Posse presidencial norte-americana, há 18 anos, teve Maya Angelou


As imagens do Capitólio americano que vemos hoje, 20 de Janeiro de 2021, no dia da posse do novo presidente dos Estados Unidos, Joe Biden, e da vice-presidente Kamala Harris, fazem-nos lembrar de outra posse, em que uma escritora fundamental foi a convidada de honra.


Maya Angelou, a escritora que inaugurou nosso Dia de Clube!, em Agosto de 2020, foi convidada pelo democrata Bill Clinton e leu seu fortíssimo poema No pulsar da manhã, que transcrevemos abaixo:


A Pedra, o Rio, a Árvore, Anfitriões de espécies já extintas

O mastodonte, o dinossauro, Que deixaram marcas várias De sua passagem por aqui No chão do nosso planeta, A urgência do seu crepúsculo Há muito perdida na poeira do tempo.


Mas hoje, a Pedra nos chama a nós, claramente, Vem, fique de pé sobre mim E mire seu destino distante, Mas não busque abrigo em minha sombra, Que eu não o protegerei dos dias que passam.


Você, criado inferior aos anjos, Que tanto se habituou à escuridão Que por tantos anos viveu Com a cara mergulhada na ignorância Sua boca vomitando palavras Carregadas de ameaças homicidas.


A Pedra nos chama hoje, Vem, fique de pé sobre mim, Mas não esconda a sua cara.


Por detrás dos muros do mundo, Um Rio canta um canto lindo.
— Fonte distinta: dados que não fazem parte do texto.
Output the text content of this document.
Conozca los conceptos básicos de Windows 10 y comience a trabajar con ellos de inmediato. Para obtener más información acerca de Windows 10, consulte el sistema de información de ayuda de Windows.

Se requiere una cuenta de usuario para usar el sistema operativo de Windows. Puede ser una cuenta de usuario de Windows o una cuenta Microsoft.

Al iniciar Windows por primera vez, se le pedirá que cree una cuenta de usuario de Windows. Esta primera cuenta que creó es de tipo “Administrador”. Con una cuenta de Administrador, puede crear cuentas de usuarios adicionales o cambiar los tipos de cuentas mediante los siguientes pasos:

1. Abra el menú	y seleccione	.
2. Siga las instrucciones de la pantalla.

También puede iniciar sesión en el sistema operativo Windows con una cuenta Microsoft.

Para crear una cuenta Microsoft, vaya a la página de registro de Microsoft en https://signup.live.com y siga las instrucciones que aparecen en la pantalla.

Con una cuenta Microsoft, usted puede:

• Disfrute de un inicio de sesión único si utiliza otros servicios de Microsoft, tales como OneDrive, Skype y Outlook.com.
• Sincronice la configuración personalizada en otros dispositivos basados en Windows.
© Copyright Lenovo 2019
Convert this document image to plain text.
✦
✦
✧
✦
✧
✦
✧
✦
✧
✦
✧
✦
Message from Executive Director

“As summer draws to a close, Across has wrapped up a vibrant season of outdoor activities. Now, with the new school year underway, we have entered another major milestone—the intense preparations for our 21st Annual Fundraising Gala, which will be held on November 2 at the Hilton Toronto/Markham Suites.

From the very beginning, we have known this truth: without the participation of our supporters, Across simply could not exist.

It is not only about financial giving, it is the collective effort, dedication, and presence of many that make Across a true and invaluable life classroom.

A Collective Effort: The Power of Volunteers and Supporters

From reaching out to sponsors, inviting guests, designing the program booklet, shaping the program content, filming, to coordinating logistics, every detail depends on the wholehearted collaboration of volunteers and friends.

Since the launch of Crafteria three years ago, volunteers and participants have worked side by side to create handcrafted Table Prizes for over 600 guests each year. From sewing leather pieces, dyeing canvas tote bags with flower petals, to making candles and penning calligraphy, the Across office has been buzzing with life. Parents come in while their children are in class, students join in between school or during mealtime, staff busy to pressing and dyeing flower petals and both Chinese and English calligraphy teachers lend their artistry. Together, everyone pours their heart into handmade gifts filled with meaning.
Ele diz, Vem, descanse ao meu lado.


Cada um de vocês, um país sitiado, Sofisticado e estranhamente orgulhoso Mas movendo-se continuamente sob ameaças contínuas. Suas intrigas fabricadas pela ganância Deixaram montes de sujeira em minhas margens, Ondas de detritos no meu leito. Ainda assim eu os chamo hoje

Para que a guerra seja esquecida Aqui ao largo do meu curso.


Vem, se aproxime em paz, E eu cantarei o canto Que o Criador me ensinou quando Eu, a Árvore e a Pedra éramos um. Antes que o cinismo fosse essa marca indelével em sua testa E quando você ainda sabia que nada sabia. O Rio cantava então, e ainda canta hoje.


Hoje, não há como não sentir a urgência De responder ao canto do Rio e à sabedoria da Pedra. Asiáticos, ticanos, judeus, Africanos, índios, Católicos, mussulmanos, franceses, gregos, Irlandeses, rabinos, padres, sheiques, Gays, heteros, pregadores, Privilegiados, favelados, professores. Eles ouvem. Todos eles ouvem as palavras da Árvore.


Eles escutam a primeira e última das Árvores Falando com a humanidade. Vem para mim, Aqui às margens do Rio. E permaneça aqui comigo, às margens deste Rio.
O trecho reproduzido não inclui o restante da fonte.